Liquid loading in horizontal gas wells impairs gas production and if not diagnosed in a timely manner can kill the well. Liquid loading occurs when the gas production rate declines and gas velocity drops below the critical velocity required to carry liquid to surface. Different models used in conventional reservoirs such as droplet, film or transient multiphase flow models are also applied with modifications in unconventional gas reservoirs. However, none of these models show great success when applied to inclined and horizontal wells in shale gas reservoirs. This is due to the fact that these models are developed for vertical wells and cannot identify the right multiphase flow regime in inclined and horizontal sections of the well. It is also extremely hard defining the right liquid droplet size and shape or liquid film thickness as well trajectory changes. Furthermore, these models cannot accurately predict the transient between annular and slug flow regimes in horizontal wells.

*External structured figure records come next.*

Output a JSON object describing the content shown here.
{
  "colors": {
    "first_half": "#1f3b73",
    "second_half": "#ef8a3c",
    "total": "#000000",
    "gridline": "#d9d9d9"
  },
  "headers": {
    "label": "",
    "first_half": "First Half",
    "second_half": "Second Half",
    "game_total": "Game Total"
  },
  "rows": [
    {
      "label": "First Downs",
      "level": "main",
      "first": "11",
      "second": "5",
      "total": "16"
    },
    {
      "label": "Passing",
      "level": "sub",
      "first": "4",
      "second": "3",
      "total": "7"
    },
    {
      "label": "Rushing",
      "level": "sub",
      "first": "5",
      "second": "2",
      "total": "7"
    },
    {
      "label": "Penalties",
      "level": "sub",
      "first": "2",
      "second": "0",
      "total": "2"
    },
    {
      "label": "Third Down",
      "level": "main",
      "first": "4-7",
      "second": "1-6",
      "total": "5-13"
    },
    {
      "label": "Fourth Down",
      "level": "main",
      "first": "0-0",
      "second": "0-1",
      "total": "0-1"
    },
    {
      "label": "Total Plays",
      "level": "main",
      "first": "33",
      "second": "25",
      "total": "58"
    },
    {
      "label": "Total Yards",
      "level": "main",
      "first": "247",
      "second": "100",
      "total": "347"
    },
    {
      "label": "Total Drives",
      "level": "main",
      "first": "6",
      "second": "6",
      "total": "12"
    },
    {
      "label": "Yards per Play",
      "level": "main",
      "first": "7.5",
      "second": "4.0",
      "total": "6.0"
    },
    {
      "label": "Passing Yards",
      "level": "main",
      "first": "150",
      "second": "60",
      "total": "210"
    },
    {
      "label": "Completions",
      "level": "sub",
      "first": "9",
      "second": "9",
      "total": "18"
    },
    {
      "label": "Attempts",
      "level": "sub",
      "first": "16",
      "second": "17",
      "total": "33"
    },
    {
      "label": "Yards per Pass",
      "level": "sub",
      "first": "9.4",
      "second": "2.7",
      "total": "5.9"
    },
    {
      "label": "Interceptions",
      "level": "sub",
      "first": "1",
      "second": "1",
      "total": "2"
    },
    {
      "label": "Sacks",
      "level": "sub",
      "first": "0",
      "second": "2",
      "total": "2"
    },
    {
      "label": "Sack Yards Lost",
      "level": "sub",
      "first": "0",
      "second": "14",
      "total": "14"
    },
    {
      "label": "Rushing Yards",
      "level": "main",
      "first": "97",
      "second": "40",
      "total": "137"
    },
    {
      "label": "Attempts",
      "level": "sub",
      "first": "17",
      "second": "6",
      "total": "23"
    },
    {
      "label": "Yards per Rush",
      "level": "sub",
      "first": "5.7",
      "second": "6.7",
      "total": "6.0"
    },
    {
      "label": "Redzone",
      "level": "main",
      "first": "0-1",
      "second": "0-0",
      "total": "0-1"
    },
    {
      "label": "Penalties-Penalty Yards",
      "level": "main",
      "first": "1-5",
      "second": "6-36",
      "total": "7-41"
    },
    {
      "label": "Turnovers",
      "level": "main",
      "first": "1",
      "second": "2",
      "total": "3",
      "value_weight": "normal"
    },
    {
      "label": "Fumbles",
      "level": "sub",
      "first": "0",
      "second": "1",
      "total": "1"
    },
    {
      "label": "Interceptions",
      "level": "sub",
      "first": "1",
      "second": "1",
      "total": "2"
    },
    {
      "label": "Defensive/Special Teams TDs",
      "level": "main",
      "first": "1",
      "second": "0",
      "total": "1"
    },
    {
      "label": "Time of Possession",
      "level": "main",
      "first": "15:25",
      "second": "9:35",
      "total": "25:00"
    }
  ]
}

As more wells are produced in shale gas reservoirs, a great amount of information from production control and monitoring becomes available which can be used to build a data-based smart model for real time diagnostics of liquid loading in new wells. In this new approach, data (pressure, completion, and productions) from many wells which have experienced or not experienced liquid loading problems in the same area will be the basis for developing the smart model.

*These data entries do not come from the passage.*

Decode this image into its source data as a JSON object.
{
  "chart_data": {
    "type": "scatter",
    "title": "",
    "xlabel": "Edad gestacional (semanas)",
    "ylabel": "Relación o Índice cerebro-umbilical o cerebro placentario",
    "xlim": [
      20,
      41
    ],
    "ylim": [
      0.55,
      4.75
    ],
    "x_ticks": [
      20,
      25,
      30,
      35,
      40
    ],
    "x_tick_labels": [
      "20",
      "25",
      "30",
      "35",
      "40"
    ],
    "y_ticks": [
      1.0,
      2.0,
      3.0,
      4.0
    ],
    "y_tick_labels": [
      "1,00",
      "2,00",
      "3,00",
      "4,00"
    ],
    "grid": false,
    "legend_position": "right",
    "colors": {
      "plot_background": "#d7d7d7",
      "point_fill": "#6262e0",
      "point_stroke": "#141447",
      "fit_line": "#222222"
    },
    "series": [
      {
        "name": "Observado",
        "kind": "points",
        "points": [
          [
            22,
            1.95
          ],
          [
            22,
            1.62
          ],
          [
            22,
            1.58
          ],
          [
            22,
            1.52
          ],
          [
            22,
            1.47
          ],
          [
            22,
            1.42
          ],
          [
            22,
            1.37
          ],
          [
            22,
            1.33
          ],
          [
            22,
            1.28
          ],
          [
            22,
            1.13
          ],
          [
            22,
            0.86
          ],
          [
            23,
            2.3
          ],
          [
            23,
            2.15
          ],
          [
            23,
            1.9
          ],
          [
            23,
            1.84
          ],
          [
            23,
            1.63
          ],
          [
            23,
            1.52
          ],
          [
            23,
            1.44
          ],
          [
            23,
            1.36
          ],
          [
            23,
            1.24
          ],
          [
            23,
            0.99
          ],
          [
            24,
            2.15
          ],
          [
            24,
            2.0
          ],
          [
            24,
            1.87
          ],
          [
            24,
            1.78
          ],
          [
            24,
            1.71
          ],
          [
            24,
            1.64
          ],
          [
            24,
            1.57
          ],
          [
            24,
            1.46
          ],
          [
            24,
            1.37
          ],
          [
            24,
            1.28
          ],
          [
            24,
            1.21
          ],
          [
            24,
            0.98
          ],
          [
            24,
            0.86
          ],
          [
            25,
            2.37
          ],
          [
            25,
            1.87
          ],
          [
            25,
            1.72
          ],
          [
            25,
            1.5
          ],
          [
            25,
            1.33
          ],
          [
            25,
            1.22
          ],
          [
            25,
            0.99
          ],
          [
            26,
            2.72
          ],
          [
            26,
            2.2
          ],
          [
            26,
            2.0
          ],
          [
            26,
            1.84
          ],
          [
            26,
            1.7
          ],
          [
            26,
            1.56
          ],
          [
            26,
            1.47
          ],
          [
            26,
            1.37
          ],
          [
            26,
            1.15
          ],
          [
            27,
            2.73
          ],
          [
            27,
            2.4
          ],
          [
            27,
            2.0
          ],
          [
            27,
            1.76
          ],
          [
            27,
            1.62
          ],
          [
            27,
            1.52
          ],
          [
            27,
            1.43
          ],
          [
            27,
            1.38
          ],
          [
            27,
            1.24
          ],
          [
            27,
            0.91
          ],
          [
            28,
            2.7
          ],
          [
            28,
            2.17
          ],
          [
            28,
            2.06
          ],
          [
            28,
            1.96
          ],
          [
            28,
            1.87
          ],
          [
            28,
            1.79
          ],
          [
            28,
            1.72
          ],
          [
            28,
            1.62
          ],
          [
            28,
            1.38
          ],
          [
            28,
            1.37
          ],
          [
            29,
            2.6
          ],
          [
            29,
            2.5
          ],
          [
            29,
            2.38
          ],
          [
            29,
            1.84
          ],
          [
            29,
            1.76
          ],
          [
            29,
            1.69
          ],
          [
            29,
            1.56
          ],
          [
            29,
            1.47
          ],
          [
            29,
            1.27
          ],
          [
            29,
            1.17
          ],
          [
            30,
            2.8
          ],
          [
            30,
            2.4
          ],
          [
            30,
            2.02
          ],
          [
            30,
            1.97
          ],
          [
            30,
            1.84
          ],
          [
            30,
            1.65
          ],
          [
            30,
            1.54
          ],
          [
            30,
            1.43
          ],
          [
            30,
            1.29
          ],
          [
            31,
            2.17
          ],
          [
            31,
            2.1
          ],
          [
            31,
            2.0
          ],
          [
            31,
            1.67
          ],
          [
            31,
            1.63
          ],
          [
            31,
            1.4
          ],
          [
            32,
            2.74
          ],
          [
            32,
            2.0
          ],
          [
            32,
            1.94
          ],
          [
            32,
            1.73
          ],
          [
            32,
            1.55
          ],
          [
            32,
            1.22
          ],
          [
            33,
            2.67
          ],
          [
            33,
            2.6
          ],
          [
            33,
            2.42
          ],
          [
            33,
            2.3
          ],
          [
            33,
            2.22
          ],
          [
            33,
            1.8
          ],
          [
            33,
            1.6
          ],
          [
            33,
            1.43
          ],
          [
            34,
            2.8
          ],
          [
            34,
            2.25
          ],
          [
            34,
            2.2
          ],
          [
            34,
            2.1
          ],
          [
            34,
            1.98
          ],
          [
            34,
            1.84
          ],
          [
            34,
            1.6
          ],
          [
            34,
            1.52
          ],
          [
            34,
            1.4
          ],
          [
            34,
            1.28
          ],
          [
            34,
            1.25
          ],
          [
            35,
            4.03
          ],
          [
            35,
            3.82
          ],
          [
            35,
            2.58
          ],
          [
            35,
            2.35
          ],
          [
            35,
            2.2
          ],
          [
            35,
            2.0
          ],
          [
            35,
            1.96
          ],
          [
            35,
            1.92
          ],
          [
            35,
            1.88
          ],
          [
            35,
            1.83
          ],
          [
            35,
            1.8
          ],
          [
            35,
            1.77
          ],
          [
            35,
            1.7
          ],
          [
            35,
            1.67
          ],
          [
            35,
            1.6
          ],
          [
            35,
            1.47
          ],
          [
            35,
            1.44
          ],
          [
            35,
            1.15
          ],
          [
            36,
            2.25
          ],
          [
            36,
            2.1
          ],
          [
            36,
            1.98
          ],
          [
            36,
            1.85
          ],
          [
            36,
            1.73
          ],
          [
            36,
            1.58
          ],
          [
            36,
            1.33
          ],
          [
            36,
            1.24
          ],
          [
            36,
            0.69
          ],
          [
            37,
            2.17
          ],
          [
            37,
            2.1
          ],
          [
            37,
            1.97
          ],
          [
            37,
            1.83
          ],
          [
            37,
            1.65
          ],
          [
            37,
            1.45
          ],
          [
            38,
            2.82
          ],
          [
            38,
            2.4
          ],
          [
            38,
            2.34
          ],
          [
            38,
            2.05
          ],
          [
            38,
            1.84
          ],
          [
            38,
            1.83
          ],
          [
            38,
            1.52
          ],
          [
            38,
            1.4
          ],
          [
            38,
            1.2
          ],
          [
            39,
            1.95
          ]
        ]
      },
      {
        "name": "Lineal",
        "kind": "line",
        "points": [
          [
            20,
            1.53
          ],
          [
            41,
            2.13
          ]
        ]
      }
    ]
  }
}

What is being proposed here is a unique approach that includes developing a data-based technology for the training of neural networks that can be used as a smart model in real time to identify the start of liquid loading in unconventional gas wells. This innovative technique incorporates a unique fuzzy pattern recognition algorithm and unsupervised analysis technique to identify the most influential parameters impacting liquid loading in unconventional gas wells. The main objective for this manuscript is to develop a smart model that can predict the dynamics of liquid-gas interface and identify the start of liquid loading. Finally, the minimum gas velocity/rate to avoid the liquid loading can be determined.

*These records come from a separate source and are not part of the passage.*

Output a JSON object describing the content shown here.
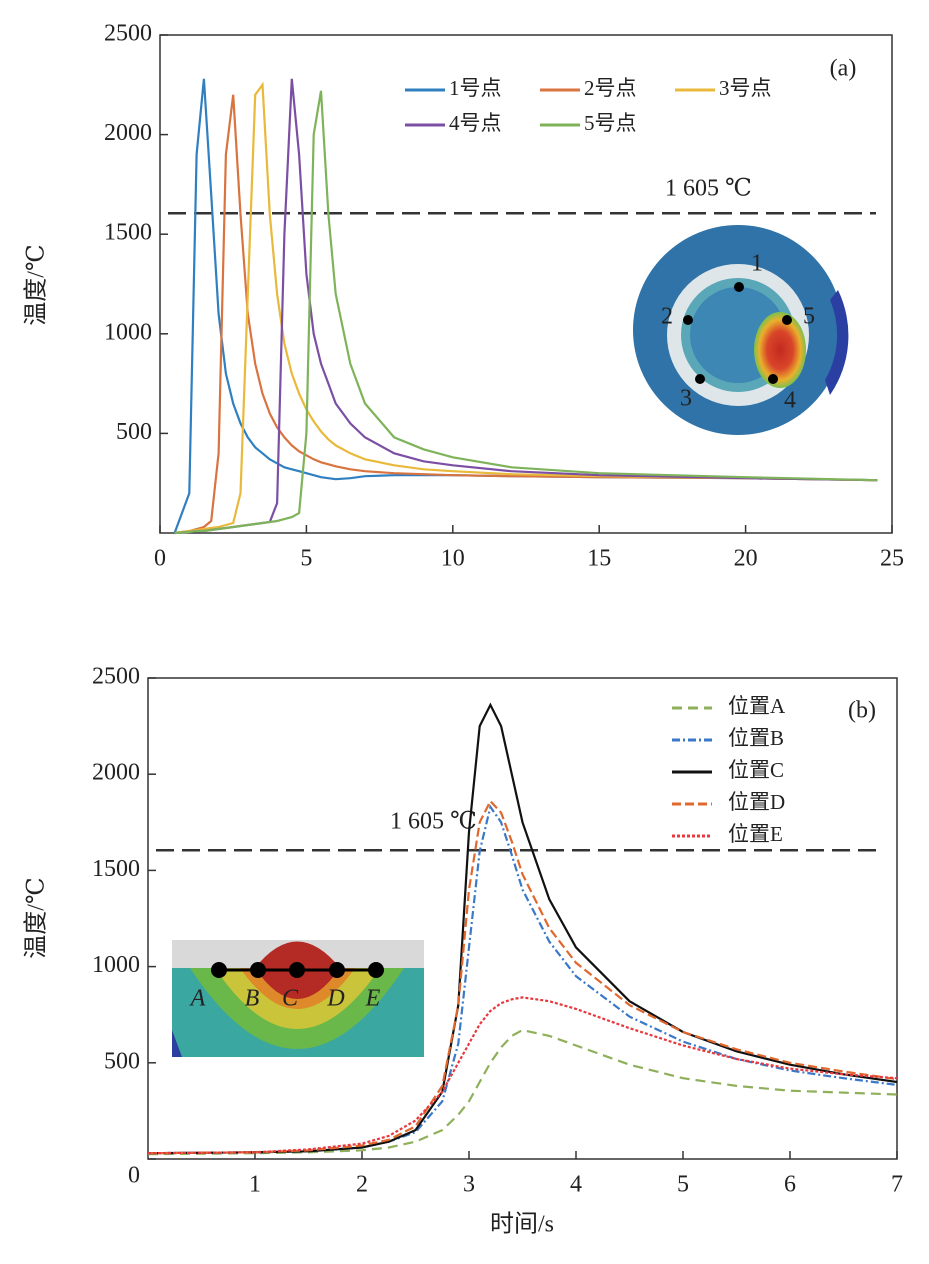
{
  "chart_data": [
    {
      "type": "line",
      "panel_label": "(a)",
      "ylabel": "温度/℃",
      "refline": {
        "value": 1605,
        "label": "1 605 ℃"
      },
      "inset_labels": [
        "1",
        "2",
        "3",
        "4",
        "5"
      ],
      "xlim": [
        0,
        25
      ],
      "xticks": [
        0,
        5,
        10,
        15,
        20,
        25
      ],
      "ylim": [
        0,
        2500
      ],
      "yticks": [
        500,
        1000,
        1500,
        2000,
        2500
      ],
      "x": [
        0.5,
        1,
        1.25,
        1.5,
        1.75,
        2,
        2.25,
        2.5,
        2.75,
        3,
        3.25,
        3.5,
        3.75,
        4,
        4.25,
        4.5,
        4.75,
        5,
        5.25,
        5.5,
        5.75,
        6,
        6.5,
        7,
        8,
        9,
        10,
        12,
        15,
        20,
        24.5
      ],
      "series": [
        {
          "name": "1号点",
          "color": "#2f7fc1",
          "values": [
            0,
            200,
            1900,
            2280,
            1700,
            1100,
            800,
            650,
            550,
            480,
            430,
            400,
            370,
            350,
            330,
            320,
            310,
            300,
            290,
            280,
            275,
            270,
            275,
            285,
            290,
            290,
            290,
            285,
            280,
            275,
            265
          ]
        },
        {
          "name": "2号点",
          "color": "#d9733f",
          "values": [
            0,
            10,
            20,
            30,
            60,
            400,
            1900,
            2200,
            1600,
            1100,
            850,
            700,
            600,
            530,
            480,
            440,
            410,
            390,
            370,
            355,
            345,
            335,
            320,
            310,
            300,
            295,
            290,
            285,
            280,
            275,
            265
          ]
        },
        {
          "name": "3号点",
          "color": "#e8b93a",
          "values": [
            0,
            10,
            15,
            20,
            25,
            30,
            40,
            50,
            200,
            1200,
            2200,
            2250,
            1600,
            1200,
            950,
            800,
            700,
            620,
            560,
            510,
            470,
            440,
            400,
            370,
            340,
            320,
            310,
            295,
            285,
            275,
            265
          ]
        },
        {
          "name": "4号点",
          "color": "#7b4fa3",
          "values": [
            0,
            5,
            10,
            10,
            15,
            20,
            25,
            30,
            35,
            40,
            45,
            50,
            55,
            150,
            1500,
            2280,
            1900,
            1300,
            1000,
            850,
            750,
            650,
            550,
            480,
            400,
            360,
            340,
            310,
            290,
            275,
            265
          ]
        },
        {
          "name": "5号点",
          "color": "#7fb35a",
          "values": [
            0,
            5,
            10,
            10,
            15,
            20,
            25,
            30,
            35,
            40,
            45,
            50,
            55,
            60,
            70,
            80,
            100,
            500,
            2000,
            2220,
            1600,
            1200,
            850,
            650,
            480,
            420,
            380,
            330,
            300,
            280,
            265
          ]
        }
      ]
    },
    {
      "type": "line",
      "panel_label": "(b)",
      "ylabel": "温度/℃",
      "xlabel": "时间/s",
      "refline": {
        "value": 1605,
        "label": "1 605 ℃"
      },
      "inset_labels": [
        "A",
        "B",
        "C",
        "D",
        "E"
      ],
      "xlim": [
        0,
        7
      ],
      "xticks": [
        1,
        2,
        3,
        4,
        5,
        6,
        7
      ],
      "ylim": [
        0,
        2500
      ],
      "yticks": [
        0,
        500,
        1000,
        1500,
        2000,
        2500
      ],
      "x": [
        0,
        1,
        1.5,
        2,
        2.25,
        2.5,
        2.75,
        2.9,
        3,
        3.1,
        3.2,
        3.3,
        3.4,
        3.5,
        3.75,
        4,
        4.5,
        5,
        5.5,
        6,
        6.5,
        7
      ],
      "series": [
        {
          "name": "位置A",
          "color": "#8fb05a",
          "dash": "10,6",
          "values": [
            25,
            30,
            35,
            45,
            60,
            90,
            150,
            230,
            300,
            400,
            500,
            580,
            640,
            670,
            640,
            590,
            490,
            420,
            380,
            355,
            345,
            335
          ]
        },
        {
          "name": "位置B",
          "color": "#3a78c8",
          "dash": "8,3,2,3",
          "values": [
            30,
            35,
            40,
            60,
            90,
            140,
            300,
            600,
            1100,
            1600,
            1830,
            1750,
            1580,
            1400,
            1130,
            950,
            740,
            610,
            520,
            460,
            420,
            385
          ]
        },
        {
          "name": "位置C",
          "color": "#111111",
          "dash": "",
          "values": [
            30,
            35,
            40,
            60,
            90,
            150,
            350,
            800,
            1700,
            2250,
            2360,
            2250,
            2000,
            1750,
            1350,
            1100,
            820,
            660,
            560,
            490,
            440,
            400
          ]
        },
        {
          "name": "位置D",
          "color": "#e0672e",
          "dash": "9,4",
          "values": [
            30,
            35,
            45,
            70,
            100,
            170,
            380,
            800,
            1400,
            1750,
            1860,
            1800,
            1650,
            1480,
            1200,
            1020,
            800,
            660,
            570,
            500,
            455,
            415
          ]
        },
        {
          "name": "位置E",
          "color": "#e8383d",
          "dash": "3,2",
          "values": [
            30,
            35,
            50,
            80,
            120,
            200,
            350,
            500,
            600,
            700,
            770,
            810,
            830,
            840,
            820,
            780,
            680,
            590,
            520,
            470,
            440,
            420
          ]
        }
      ]
    }
  ]
}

For this study, a Marcellus Shale reservoir is selected. Production and completions history of 160 wells are collected. First the study is performed on a single well where 70 percent of the information is used for neural network training purposes, 15% for calibration, and 15% for validation of the model. The results show that the smart model is able to precisely predict the start of the liquid loading in the well and raise a warning flag when the possibility of liquid loading is high. Next, series of wells in the region is picked and smart model is built based on the 70% training, 15% calibration, and 15% validation. This model is then used to predict the liquid loading in a different well in the same region as a completely blind well. The results show high accuracy and reliability in predicting the start of liquid loading. To overcome the implicit dependency of the model to Turner et al. critical velocity criteria during the training, unsupervised learning algorithm is used to predict the loading and unloading status of the wells. The technique showed great success in predicting the well status and confirmed with field observations.
The new smart model developed for Marcellus Shale shows great promise that this approach can be applied in other areas where limited history of production and liquid loading exists.